В открытые окна, через головы зрителей, вливались отблески вечерней зари, в красноватом свете этом кружились, как слепые, мужчина и женщина. В саду, но дворе, на улице хохотали, кричали, а в душной комнате становилось всё тише. Туго натянутая кожа бубна бухала каким-то тёмным звуком, верещала гармоника, в тесном круге парней и девиц всё ещё, как обожжённые, судорожно метались двое; девицы и парни смотрели на их пляску молча, серьёзно, как на необычно важное дело, солидные люди частью ушли во двор, остались только осовевшие, неподвижно пьяные.

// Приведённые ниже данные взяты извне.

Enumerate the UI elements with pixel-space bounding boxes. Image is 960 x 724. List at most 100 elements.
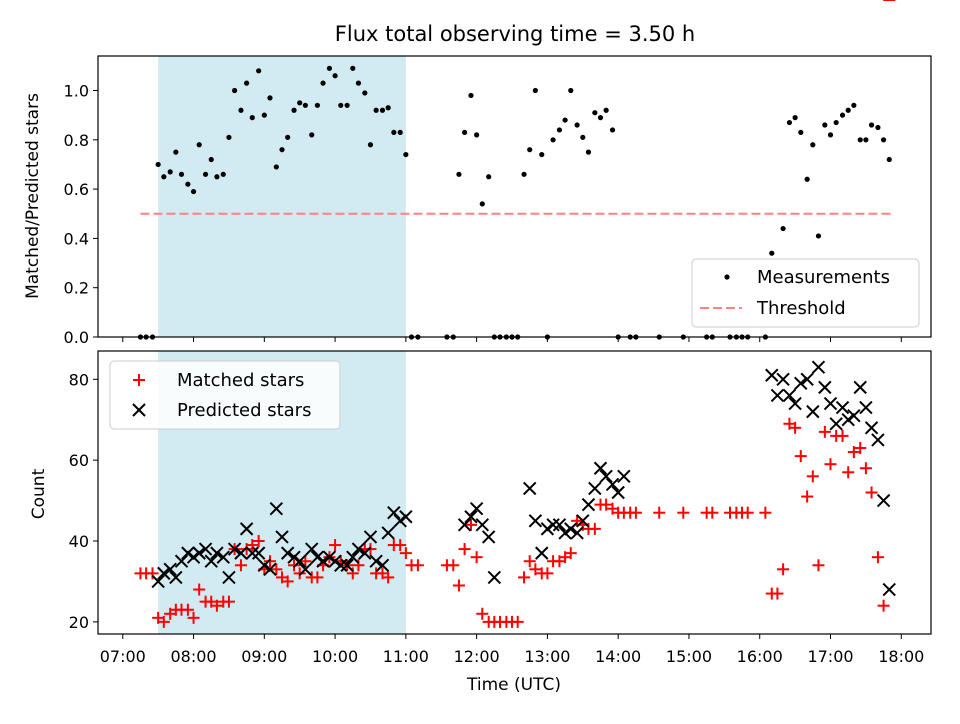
predicted-point xyxy=(523,481,537,496)
predicted-point xyxy=(192,546,206,560)
matched-point xyxy=(854,442,867,455)
chart-title: Flux total observing time = 3.50 h xyxy=(335,22,695,46)
predicted-point xyxy=(151,574,165,589)
predicted-point xyxy=(776,372,790,387)
predicted-point xyxy=(234,546,248,560)
matched-point xyxy=(812,559,825,572)
predicted-point xyxy=(829,417,843,431)
predicted-point xyxy=(806,404,820,419)
matched-point xyxy=(529,563,542,576)
x-tick-label: 12:00 xyxy=(454,647,500,666)
matched-point xyxy=(818,425,831,438)
y-tick-label: 0.0 xyxy=(64,328,89,347)
predicted-point xyxy=(570,526,584,540)
predicted-point xyxy=(287,550,301,564)
ratio-legend-box xyxy=(691,258,920,328)
measurement-point xyxy=(285,134,291,140)
matched-point xyxy=(447,559,460,572)
matched-point xyxy=(411,559,424,572)
matched-point xyxy=(842,466,855,479)
measurement-point xyxy=(362,90,368,96)
predicted-point xyxy=(811,360,826,374)
matched-point xyxy=(794,450,807,463)
measurement-point xyxy=(863,137,869,143)
measurement-point xyxy=(338,102,344,108)
measurement-point xyxy=(190,188,197,195)
y-tick-label: 40 xyxy=(69,532,89,551)
measurement-point xyxy=(350,65,356,71)
matched-point xyxy=(222,595,235,608)
predicted-point xyxy=(351,542,366,556)
predicted-point xyxy=(599,469,613,484)
measurement-point xyxy=(880,137,887,143)
predicted-point xyxy=(292,554,307,568)
matched-point xyxy=(877,599,890,612)
measurement-point xyxy=(344,102,350,108)
measurement-point xyxy=(167,169,173,175)
matched-point xyxy=(653,506,666,519)
measurement-point xyxy=(479,201,485,207)
measurement-point xyxy=(827,132,834,138)
matched-point xyxy=(346,567,359,580)
matched-point xyxy=(157,615,170,628)
predicted-point xyxy=(546,518,560,532)
predicted-point xyxy=(198,542,213,556)
predicted-point xyxy=(375,558,390,572)
measurement-point xyxy=(226,134,232,140)
measurement-point xyxy=(279,147,285,153)
matched-point xyxy=(789,421,802,434)
predicted-point xyxy=(540,522,555,536)
predicted-point xyxy=(818,380,832,395)
predicted-point xyxy=(222,570,236,585)
legend-dot-icon xyxy=(724,274,730,280)
measurement-point xyxy=(314,102,320,108)
matched-point xyxy=(399,547,412,560)
measurement-point xyxy=(297,100,303,106)
ratio-y-ticks: 0.0 0.2 0.4 0.6 0.8 1.0 xyxy=(64,82,98,347)
measurement-point xyxy=(155,161,161,168)
measurement-point xyxy=(845,107,851,113)
measurement-point xyxy=(302,102,308,108)
matched-point xyxy=(564,547,577,560)
x-axis-label: Time (UTC) xyxy=(466,675,561,695)
y-tick-label: 0.4 xyxy=(64,229,89,248)
measurement-point xyxy=(532,87,538,94)
y-tick-label: 60 xyxy=(69,451,89,470)
measurement-point xyxy=(332,73,338,79)
predicted-point xyxy=(334,558,348,572)
predicted-point xyxy=(864,421,879,435)
predicted-point xyxy=(823,396,838,411)
predicted-point xyxy=(275,530,289,544)
legend-plus-icon xyxy=(133,374,145,386)
matched-point xyxy=(246,539,259,552)
measurement-point xyxy=(780,225,786,232)
measurement-point xyxy=(249,115,255,121)
matched-point xyxy=(806,470,819,483)
x-tick-label: 13:00 xyxy=(524,647,570,666)
predicted-point xyxy=(605,477,620,492)
counts-panel: 20 40 60 80 07:00 08:00 09:00 10:00 11:00 12:00 1… xyxy=(29,0,932,695)
predicted-point xyxy=(239,522,254,536)
predicted-point xyxy=(186,550,201,564)
matched-point xyxy=(871,551,884,564)
predicted-point xyxy=(611,485,625,500)
counts-marks xyxy=(134,0,896,628)
counts-axes-frame xyxy=(97,350,932,635)
matched-point xyxy=(847,446,860,459)
predicted-point xyxy=(322,550,337,564)
x-tick-label: 18:00 xyxy=(878,647,924,666)
measurement-point xyxy=(592,110,598,116)
predicted-point xyxy=(393,514,407,528)
measurement-point xyxy=(161,174,167,180)
legend-measurements: Measurements xyxy=(757,267,890,288)
predicted-point xyxy=(174,554,189,568)
measurement-point xyxy=(539,151,545,158)
y-tick-label: 20 xyxy=(69,613,89,632)
measurement-point xyxy=(568,87,574,94)
measurement-point xyxy=(355,80,362,86)
measurement-point xyxy=(326,65,333,71)
measurement-point xyxy=(792,115,798,121)
measurement-point xyxy=(256,68,262,74)
measurement-point xyxy=(208,156,214,163)
matched-point xyxy=(588,522,601,535)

Артамонов, топнув, остановился:
- Ну, забила ты меня, Ульяна Ивановна!
Женщина, вздрогнув, тоже вдруг встала, как пред стеною, и, поклонясь всем круговым поклоном, сказала:
- Не обессудьте.
Обмахиваясь платком, она тотчас ушла из комнаты, а на смену ей влезла Барская:
- Разводите молодых! Ну-ко, Пётр, иди ко мне; дружки, - ведите его под руки!
Отец, отстранив дружек, положил свои длинные, тяжёлые руки на плечи сына:
- Ну, иди, дай бог счастья! Обнимемся давай!
Он толкнул его, дружки подхватили Пётра под руки, Барская, идя впереди, бормотала, поплёвывая во все стороны:
- Тьфу, тьфу! Ни болезни, ни горюшка, ни зависти, ни бесчестьица, тьфу! Огонь, вода - вовремя, не на беду, на счастье!
Когда Пётр вошёл вслед за ней в комнату Натальи, где была приготовлена пышная постель, старуха тяжело села посреди комнаты на стул.
- Слушай, да - не забудь! - торжественно говорила она. - Вот тебе две полтины, положи их в сапоги, под пятку; придёт Наталья, встанет на колени, захочет с тебя сапоги снять, - ты ей не давай...
- Зачем это? - угрюмо спросил Пётр.
- Не твоё дело. Три раза - не дашь, а в четвёртый - разреши, и тут она тебя трижды поцелует, а полтинники ты дай ей, скажи: дарю тебе, раба моя, судьба моя! Помни! Ну, разденешься и ляг спиной к ней, а она тебя просить будет: пусти ночевать! Так ты - молчи, только в третий раз протяни ей руку, - понял? Ну, потом...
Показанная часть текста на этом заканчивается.